Published on March 12th, 2014 | by Oliver Pelling
A life on the road: Chuck Ragan
Read time: a bit over 3 minutes
Chuck Ragan is a modern folk hero. Having fronted seminal punk band, Hot Water Music, for the best part of two decades, he’s primed to release his fourth solo record ‘pon the world this month.
Chuck lives in the stunning foothills of Lake Tahoe, Northern California and his been on the road since his first overseas tour with HWM back in 1997. Because he’s such a well-travelled guy, we thought we’d give him a call a couple of weeks before his North American Till Midnight tour to talk travel.
Chuck, what are your first memories of travelling?
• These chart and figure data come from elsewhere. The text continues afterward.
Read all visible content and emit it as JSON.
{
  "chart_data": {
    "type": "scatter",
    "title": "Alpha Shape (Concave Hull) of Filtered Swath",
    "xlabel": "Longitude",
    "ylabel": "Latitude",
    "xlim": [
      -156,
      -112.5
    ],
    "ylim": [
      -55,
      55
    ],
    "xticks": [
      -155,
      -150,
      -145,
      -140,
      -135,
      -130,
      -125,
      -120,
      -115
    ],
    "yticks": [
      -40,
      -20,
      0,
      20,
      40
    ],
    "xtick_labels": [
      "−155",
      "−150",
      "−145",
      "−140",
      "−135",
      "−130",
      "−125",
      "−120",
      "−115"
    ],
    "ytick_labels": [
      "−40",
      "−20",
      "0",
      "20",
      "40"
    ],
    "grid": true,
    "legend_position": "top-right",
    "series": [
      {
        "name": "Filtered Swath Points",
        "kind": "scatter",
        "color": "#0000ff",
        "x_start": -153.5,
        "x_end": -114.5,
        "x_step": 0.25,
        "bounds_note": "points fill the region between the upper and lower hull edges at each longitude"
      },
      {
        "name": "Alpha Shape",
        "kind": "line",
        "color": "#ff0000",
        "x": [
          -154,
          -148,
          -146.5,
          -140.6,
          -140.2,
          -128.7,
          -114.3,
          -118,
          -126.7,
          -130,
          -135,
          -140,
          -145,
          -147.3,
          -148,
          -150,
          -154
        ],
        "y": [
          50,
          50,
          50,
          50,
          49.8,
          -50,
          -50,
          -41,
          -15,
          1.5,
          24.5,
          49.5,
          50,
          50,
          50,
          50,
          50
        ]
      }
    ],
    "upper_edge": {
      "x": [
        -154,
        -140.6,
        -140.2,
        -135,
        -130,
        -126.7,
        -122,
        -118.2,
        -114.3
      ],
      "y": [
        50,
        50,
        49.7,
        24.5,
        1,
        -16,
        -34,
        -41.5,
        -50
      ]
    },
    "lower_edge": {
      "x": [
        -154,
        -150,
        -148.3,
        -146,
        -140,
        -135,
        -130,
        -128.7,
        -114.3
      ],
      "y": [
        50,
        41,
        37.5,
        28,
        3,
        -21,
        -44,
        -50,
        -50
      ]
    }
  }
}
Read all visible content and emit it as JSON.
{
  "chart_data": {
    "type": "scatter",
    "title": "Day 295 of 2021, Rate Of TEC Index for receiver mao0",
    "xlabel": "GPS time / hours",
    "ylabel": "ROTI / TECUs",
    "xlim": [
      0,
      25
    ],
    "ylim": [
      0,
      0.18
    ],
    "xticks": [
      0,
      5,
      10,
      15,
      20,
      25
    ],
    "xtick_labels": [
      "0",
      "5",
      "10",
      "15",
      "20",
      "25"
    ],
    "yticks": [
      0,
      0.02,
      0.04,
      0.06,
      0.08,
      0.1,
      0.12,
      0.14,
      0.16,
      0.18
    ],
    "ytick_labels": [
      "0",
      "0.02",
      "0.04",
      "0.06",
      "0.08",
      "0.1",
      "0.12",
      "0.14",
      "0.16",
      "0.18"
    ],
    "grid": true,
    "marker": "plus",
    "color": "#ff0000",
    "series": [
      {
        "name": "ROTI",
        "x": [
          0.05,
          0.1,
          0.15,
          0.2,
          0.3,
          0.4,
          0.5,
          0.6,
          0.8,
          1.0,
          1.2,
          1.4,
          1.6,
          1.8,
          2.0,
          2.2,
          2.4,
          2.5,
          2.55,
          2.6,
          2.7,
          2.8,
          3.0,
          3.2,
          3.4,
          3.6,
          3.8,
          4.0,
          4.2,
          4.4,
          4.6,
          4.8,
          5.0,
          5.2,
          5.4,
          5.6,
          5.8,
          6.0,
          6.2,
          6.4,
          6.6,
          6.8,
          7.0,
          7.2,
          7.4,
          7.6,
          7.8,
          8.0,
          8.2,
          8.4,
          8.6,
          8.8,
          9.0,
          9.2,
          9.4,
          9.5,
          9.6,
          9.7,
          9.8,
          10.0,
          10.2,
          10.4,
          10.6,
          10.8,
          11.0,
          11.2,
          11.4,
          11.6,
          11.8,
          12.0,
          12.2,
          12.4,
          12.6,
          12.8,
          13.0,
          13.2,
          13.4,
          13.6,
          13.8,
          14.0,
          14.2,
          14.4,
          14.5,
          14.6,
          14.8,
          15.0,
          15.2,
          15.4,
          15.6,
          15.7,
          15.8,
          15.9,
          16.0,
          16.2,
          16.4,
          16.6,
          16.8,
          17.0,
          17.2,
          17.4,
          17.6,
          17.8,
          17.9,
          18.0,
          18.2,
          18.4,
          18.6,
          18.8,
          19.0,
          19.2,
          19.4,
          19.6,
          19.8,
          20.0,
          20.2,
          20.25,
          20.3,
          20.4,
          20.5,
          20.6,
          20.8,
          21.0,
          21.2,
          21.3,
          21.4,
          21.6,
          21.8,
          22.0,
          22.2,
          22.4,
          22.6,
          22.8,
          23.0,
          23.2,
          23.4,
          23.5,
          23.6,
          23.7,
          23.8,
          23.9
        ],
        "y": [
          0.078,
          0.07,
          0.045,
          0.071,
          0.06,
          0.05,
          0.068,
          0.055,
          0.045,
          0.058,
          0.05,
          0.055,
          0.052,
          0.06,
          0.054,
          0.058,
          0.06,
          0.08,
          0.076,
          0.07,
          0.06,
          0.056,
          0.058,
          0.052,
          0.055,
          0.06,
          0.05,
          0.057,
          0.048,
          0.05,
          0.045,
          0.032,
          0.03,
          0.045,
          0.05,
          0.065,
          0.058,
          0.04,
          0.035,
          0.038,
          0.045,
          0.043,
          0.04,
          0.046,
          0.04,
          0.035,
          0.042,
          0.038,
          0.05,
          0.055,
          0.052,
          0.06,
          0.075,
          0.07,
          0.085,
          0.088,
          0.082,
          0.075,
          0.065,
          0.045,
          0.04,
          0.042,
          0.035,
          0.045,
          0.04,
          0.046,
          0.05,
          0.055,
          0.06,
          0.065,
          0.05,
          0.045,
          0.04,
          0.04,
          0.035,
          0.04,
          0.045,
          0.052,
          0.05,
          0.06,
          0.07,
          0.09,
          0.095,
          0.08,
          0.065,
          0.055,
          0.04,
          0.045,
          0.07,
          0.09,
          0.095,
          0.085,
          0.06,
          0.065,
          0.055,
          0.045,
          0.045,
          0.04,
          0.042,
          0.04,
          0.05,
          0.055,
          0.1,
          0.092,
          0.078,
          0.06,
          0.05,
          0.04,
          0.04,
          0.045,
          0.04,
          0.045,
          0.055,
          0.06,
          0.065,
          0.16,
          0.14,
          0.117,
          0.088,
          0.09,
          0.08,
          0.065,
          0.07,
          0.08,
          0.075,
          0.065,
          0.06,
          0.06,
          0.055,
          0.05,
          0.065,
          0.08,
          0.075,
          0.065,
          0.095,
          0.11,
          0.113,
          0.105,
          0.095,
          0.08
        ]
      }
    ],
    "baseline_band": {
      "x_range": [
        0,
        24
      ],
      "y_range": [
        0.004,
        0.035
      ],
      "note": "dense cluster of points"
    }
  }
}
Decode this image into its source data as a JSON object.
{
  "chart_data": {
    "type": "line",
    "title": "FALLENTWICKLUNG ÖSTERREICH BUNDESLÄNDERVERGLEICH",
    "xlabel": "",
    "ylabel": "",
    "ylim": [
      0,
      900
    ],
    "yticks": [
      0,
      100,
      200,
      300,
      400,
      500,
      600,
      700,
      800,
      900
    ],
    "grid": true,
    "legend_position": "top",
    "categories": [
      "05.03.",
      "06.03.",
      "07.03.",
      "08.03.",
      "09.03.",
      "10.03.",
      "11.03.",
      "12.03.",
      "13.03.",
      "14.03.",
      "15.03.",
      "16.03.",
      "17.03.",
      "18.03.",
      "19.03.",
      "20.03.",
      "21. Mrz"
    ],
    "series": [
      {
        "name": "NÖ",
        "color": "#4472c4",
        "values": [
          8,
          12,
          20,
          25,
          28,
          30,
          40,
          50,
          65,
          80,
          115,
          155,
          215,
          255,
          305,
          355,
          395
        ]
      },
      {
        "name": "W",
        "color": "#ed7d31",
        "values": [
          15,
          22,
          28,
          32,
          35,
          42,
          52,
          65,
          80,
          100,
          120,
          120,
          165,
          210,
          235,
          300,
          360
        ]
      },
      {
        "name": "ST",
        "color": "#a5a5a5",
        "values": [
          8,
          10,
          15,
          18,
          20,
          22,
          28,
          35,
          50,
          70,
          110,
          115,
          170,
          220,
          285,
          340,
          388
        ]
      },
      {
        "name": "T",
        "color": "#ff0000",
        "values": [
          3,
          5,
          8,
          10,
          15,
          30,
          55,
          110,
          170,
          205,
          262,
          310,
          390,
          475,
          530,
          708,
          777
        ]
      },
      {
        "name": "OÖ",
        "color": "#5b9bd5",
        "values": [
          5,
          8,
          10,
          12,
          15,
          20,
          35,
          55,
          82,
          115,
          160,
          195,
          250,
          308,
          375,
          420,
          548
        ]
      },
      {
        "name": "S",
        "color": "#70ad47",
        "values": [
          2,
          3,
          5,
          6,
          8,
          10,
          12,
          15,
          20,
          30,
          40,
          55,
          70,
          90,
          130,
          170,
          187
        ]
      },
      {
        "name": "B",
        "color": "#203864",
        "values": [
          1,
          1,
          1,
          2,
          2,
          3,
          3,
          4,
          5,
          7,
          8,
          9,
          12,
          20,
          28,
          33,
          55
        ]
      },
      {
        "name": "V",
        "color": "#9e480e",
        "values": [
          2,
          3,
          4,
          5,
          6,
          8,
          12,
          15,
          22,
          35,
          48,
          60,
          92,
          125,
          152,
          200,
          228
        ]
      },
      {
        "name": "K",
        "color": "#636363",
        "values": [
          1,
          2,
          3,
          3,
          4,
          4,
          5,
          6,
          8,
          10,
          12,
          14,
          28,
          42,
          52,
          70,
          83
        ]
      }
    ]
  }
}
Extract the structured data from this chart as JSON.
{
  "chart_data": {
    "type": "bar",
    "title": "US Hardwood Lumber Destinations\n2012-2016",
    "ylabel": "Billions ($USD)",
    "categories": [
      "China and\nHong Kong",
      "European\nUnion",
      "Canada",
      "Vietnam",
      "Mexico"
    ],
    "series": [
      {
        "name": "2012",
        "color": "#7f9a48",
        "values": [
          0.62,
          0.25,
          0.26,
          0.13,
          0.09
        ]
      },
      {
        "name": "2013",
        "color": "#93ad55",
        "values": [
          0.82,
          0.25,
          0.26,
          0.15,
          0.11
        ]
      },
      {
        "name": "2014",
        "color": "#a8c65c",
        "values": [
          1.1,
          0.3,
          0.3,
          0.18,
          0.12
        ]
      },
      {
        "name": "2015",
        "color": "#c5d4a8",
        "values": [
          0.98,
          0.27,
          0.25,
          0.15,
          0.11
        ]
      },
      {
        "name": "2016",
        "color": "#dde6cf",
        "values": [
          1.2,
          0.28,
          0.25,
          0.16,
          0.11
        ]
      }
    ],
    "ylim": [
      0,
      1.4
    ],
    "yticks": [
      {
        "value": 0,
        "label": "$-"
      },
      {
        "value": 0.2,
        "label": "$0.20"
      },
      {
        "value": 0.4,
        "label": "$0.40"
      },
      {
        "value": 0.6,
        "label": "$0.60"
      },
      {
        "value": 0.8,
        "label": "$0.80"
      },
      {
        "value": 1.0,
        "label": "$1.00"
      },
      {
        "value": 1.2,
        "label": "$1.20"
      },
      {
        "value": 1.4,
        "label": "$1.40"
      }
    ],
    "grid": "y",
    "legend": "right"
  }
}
“I was touring with my mother, who’s an entertainer and performer, from as early on as I can remember. My brother and I toured with her practically before we could walk. It’s been non-stop. Travelling’s where we came from, and where we are.”
What exactly did your mother do?
“She’s got a very interesting occupation – she’s a ventriloquist, a singer and a comedian. She travels in the field of evangelism, so she goes to a lot of churches, prisons, missions – and it’s all she’s ever done. She started when she was 14-years-old, she she’s still working right now. She’s on the road right now.”
How do you think that kind of exposure affected you?
“It wasn’t until I was growing older and I was kind of looking at my mum and started thinking, ‘Y’know what? I’m doing exactly what she’s doing, just in a different field.’ A lot of what I’ve learned about travel, work ethic and how to treat people around you, came from her.”
Do you recall the first time you went overseas?
“My first experience of going overseas with my friends, not with my parents, was in the late ‘90s with Hot Water Music. The show was in this tiny little east-German town, called Rosemount. It was a very cool and hospitable, but kind of a dive, youth centre. And it was unbelievable.”
What is it about travel, or the act of moving, that makes it such an inspiring undertaking?
“It’s the stimulation. It’s the foreign inspiration. It’s easy for all of us to get used to our surroundings and fall into repetitive schedules. Humans love the extremes – we love to be comfortable and have things at our fingertips, or we love to be constantly surprised. We like to be scared, shocked or stimulated.’
“When travelling, that stuff’s around you constantly. Travelling is simply sensory overload. There’s so much going on, there are so many possibilities. You never know what’s going to drive you, or inspire you, or make you angry – you never know. It’s that constant simulation jump-starts our brain and keeps it moving at the same time.”
Do you have any idea how many countries you’ve visited?
Compared to the world as we know it, I’ve only seen a fraction of it. In the touring circuit, there are only specific regions where most artists or bands frequent. That’s North America, Europe, Scandinavia, the UK, Australia, New Zealand and Asia and South America every once in a while. For me, normally, it’s usually Canada, America, Europe and Australia.
When you’re not touring as a musician, how do you relax?
“Paradise, to me, may just drive other people mad. I don’t mind being in the rain or the ice, or the snow, as long as I have the right gear. I wake up most mornings at 4.30, feed the dogs, and we’re off doing something. To me, it’s hugely important to disconnect and to be honest, I don’t do it often enough.”
What prevents you from disconnecting?
“I’ve kinda fallen prey to this whole new age of Instagram and Twitter – where you’re more or less selling yourself in some weird way. I’ve gone back and I’ve battled with it many times.”
How do you think we can get away from that?
“I think it’s important to slow down and disconnect, and to not always have that phone in your pocket if you can stand it. I’ve caught myself out on the lake, out on my boat, where I’m looking at the most gorgeous sunset I’ve ever seen and I reach for my phone to take a photo of it. I catch myself and I’m like, ‘What are you doing man?!’. Not everything is meant to be broadcast around the world. It’s OK to keep things to yourself sometimes.”